Ma la pista che porta al centrale del Vicenza è in salita. L’attaccante potrebbe arrivare in prestito
TERAMO. L’anno solare del Teramo si chiude con un grosso punto interrogativo sul mercato e sulle vicende societarie, due temi inevitabilmente intrecciati. L’incontro interlocutorio di mercoledì scorso tra la dirigenza biancorossa e la curatela, rappresentata dalla dottoressa Claudia Capuano, dei beni sequestrati ai Ciaccia (detentori del 60% delle quote del Teramo) ha lasciato in dote due aspetti: il club andrà avanti con l’attuale compagine dirigenziale e con le risorse finanziarie presenti in cassa, che dovrebbero bastare per la gestione almeno per un paio di mesi. L’amministratore giudiziario nominato dal tribunale ha chiesto altri documenti per verificare alcune dinamiche amministrative della società: sarà il giudice a decidere, presumibilmente entro il 10 gennaio, se le sponsorizzazioni decise dal club prima dei guai dei Ciaccia potranno trasformarsi in denaro fresco per finanziare il mercato. All’incontro con la curatela era presente anche il socio di minoranza ed ex patron Franco Iachini che ieri, a margine della conferenza stampa in cui ha annunciato la messa in vendita della concessione dello stadio Bonolis, non si è voluto soffermare troppo sulle questioni societarie, «non intendo parlare del Teramo calcio in questa sede, anche perché io in questa situazione sono parte passiva.
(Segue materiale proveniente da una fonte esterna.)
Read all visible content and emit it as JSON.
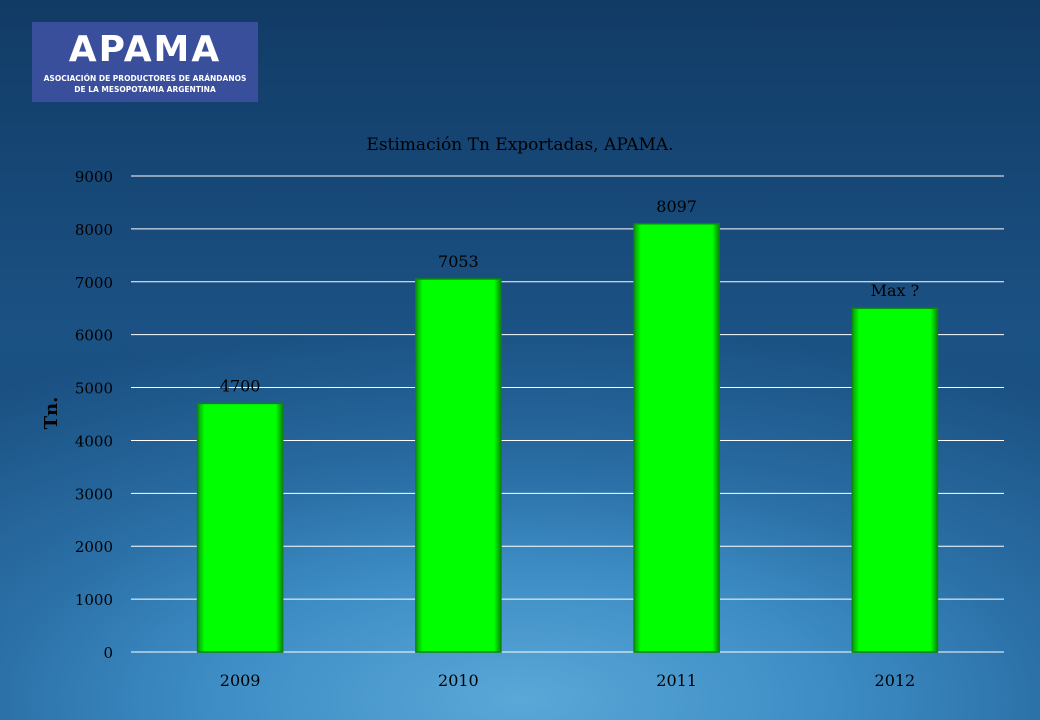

Di certo sono vicende che emotivamente incidono sulla squadra, anche per il modo catastrofico in cui sono raccontate. Questo può incidere anche su possibili avvicinamenti di nuovi calciatori alla realtà del Teramo».
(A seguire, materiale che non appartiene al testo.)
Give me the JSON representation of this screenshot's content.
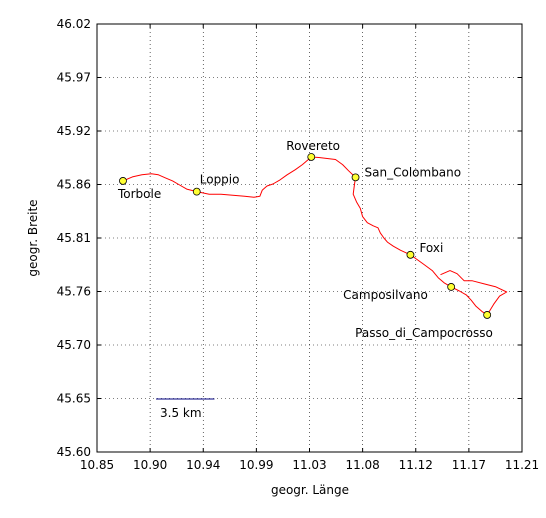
{
  "chart_data": {
    "type": "line",
    "xlabel": "geogr. Länge",
    "ylabel": "geogr. Breite",
    "xlim": [
      10.85,
      11.21
    ],
    "ylim": [
      45.6,
      46.02
    ],
    "grid": true,
    "x_ticks": [
      "10.85",
      "10.90",
      "10.94",
      "10.99",
      "11.03",
      "11.08",
      "11.12",
      "11.17",
      "11.21"
    ],
    "y_ticks": [
      "45.60",
      "45.65",
      "45.70",
      "45.76",
      "45.81",
      "45.86",
      "45.92",
      "45.97",
      "46.02"
    ],
    "scale_bar": {
      "label": "3.5 km",
      "x_start": 10.9,
      "x_end": 10.9495,
      "y": 45.652,
      "color": "#000080"
    },
    "route_color": "#ff0000",
    "marker_color": "#ffff33",
    "places": [
      {
        "name": "Torbole",
        "lon": 10.872,
        "lat": 45.866
      },
      {
        "name": "Loppio",
        "lon": 10.9345,
        "lat": 45.8555
      },
      {
        "name": "Rovereto",
        "lon": 11.0315,
        "lat": 45.8895
      },
      {
        "name": "San_Colombano",
        "lon": 11.069,
        "lat": 45.8695
      },
      {
        "name": "Foxi",
        "lon": 11.1155,
        "lat": 45.7935
      },
      {
        "name": "Camposilvano",
        "lon": 11.15,
        "lat": 45.762
      },
      {
        "name": "Passo_di_Campocrosso",
        "lon": 11.1805,
        "lat": 45.7345
      }
    ],
    "route": [
      [
        10.872,
        45.866
      ],
      [
        10.88,
        45.87
      ],
      [
        10.888,
        45.872
      ],
      [
        10.896,
        45.873
      ],
      [
        10.902,
        45.872
      ],
      [
        10.908,
        45.869
      ],
      [
        10.914,
        45.866
      ],
      [
        10.92,
        45.862
      ],
      [
        10.926,
        45.858
      ],
      [
        10.9345,
        45.8555
      ],
      [
        10.945,
        45.853
      ],
      [
        10.955,
        45.853
      ],
      [
        10.965,
        45.852
      ],
      [
        10.975,
        45.851
      ],
      [
        10.983,
        45.85
      ],
      [
        10.988,
        45.851
      ],
      [
        10.99,
        45.857
      ],
      [
        10.994,
        45.861
      ],
      [
        10.999,
        45.863
      ],
      [
        11.005,
        45.867
      ],
      [
        11.011,
        45.872
      ],
      [
        11.018,
        45.877
      ],
      [
        11.024,
        45.882
      ],
      [
        11.0315,
        45.8895
      ],
      [
        11.038,
        45.889
      ],
      [
        11.045,
        45.888
      ],
      [
        11.052,
        45.887
      ],
      [
        11.058,
        45.882
      ],
      [
        11.063,
        45.876
      ],
      [
        11.069,
        45.8695
      ],
      [
        11.068,
        45.862
      ],
      [
        11.067,
        45.853
      ],
      [
        11.07,
        45.845
      ],
      [
        11.073,
        45.839
      ],
      [
        11.075,
        45.831
      ],
      [
        11.079,
        45.825
      ],
      [
        11.084,
        45.822
      ],
      [
        11.088,
        45.82
      ],
      [
        11.09,
        45.815
      ],
      [
        11.093,
        45.81
      ],
      [
        11.096,
        45.806
      ],
      [
        11.101,
        45.802
      ],
      [
        11.107,
        45.798
      ],
      [
        11.1155,
        45.7935
      ],
      [
        11.121,
        45.789
      ],
      [
        11.127,
        45.784
      ],
      [
        11.134,
        45.778
      ],
      [
        11.139,
        45.771
      ],
      [
        11.144,
        45.766
      ],
      [
        11.15,
        45.762
      ],
      [
        11.157,
        45.758
      ],
      [
        11.163,
        45.754
      ],
      [
        11.167,
        45.749
      ],
      [
        11.171,
        45.743
      ],
      [
        11.176,
        45.738
      ],
      [
        11.1805,
        45.7345
      ],
      [
        11.186,
        45.745
      ],
      [
        11.191,
        45.753
      ],
      [
        11.197,
        45.757
      ],
      [
        11.188,
        45.762
      ],
      [
        11.178,
        45.765
      ],
      [
        11.168,
        45.768
      ],
      [
        11.161,
        45.768
      ],
      [
        11.155,
        45.775
      ],
      [
        11.149,
        45.778
      ],
      [
        11.141,
        45.774
      ]
    ]
  }
}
A complicare la situazione, la positività al Covid dell’attaccante Daniel Birligea, registrata mercoledì, che ha costretto il club ad annullare l’allenamento in programma ieri. Fortunatamente l’attaccante romeno non ha avuto contatti con il resto della squadra, che prima della ripresa di lunedì si sottoporrà ad un nuovo giro di tamponi.
Il mercato. Nel frattempo il tecnico Guidi sogna il grande rinforzo in difesa: si tratta di Emanuele Padella, 33 anni, centrale sotto contratto con il Vicenza fino a giugno 2022 (di cui ha indossato anche la fascia di capitano). Padella in passato ha vinto tre campionati di serie C: nel 2014 con la Virtus Entella, nel 2016 con il Benevento e nel 2020 con il Vicenza. È un profilo che piace tantissimo al tecnico biancorosso, ma la trattativa ha costi molto alti e servirebbe una formula creativa per portarlo in Abruzzo. Più facile arrivare a Paolo Frascatore, difensore mancino del Pescara. Il 29enne centrale ha un contratto fino al 2023, ma potrebbe finire al Teramo in prestito, così come l’attaccante Guido Marilungo. Percorribile anche la pista che porta all’attaccante Filippo D’Andrea, 21 anni, della Salernitana che ha da poco concluso il prestito al Seregno. Potrebbe arrivare in Abruzzo in prestito dal club campano, che rischia l’esclusione dal campionato di serie A e, in quel caso, l’approdo in biancorosso sarebbe ancora più facile. (d.b.)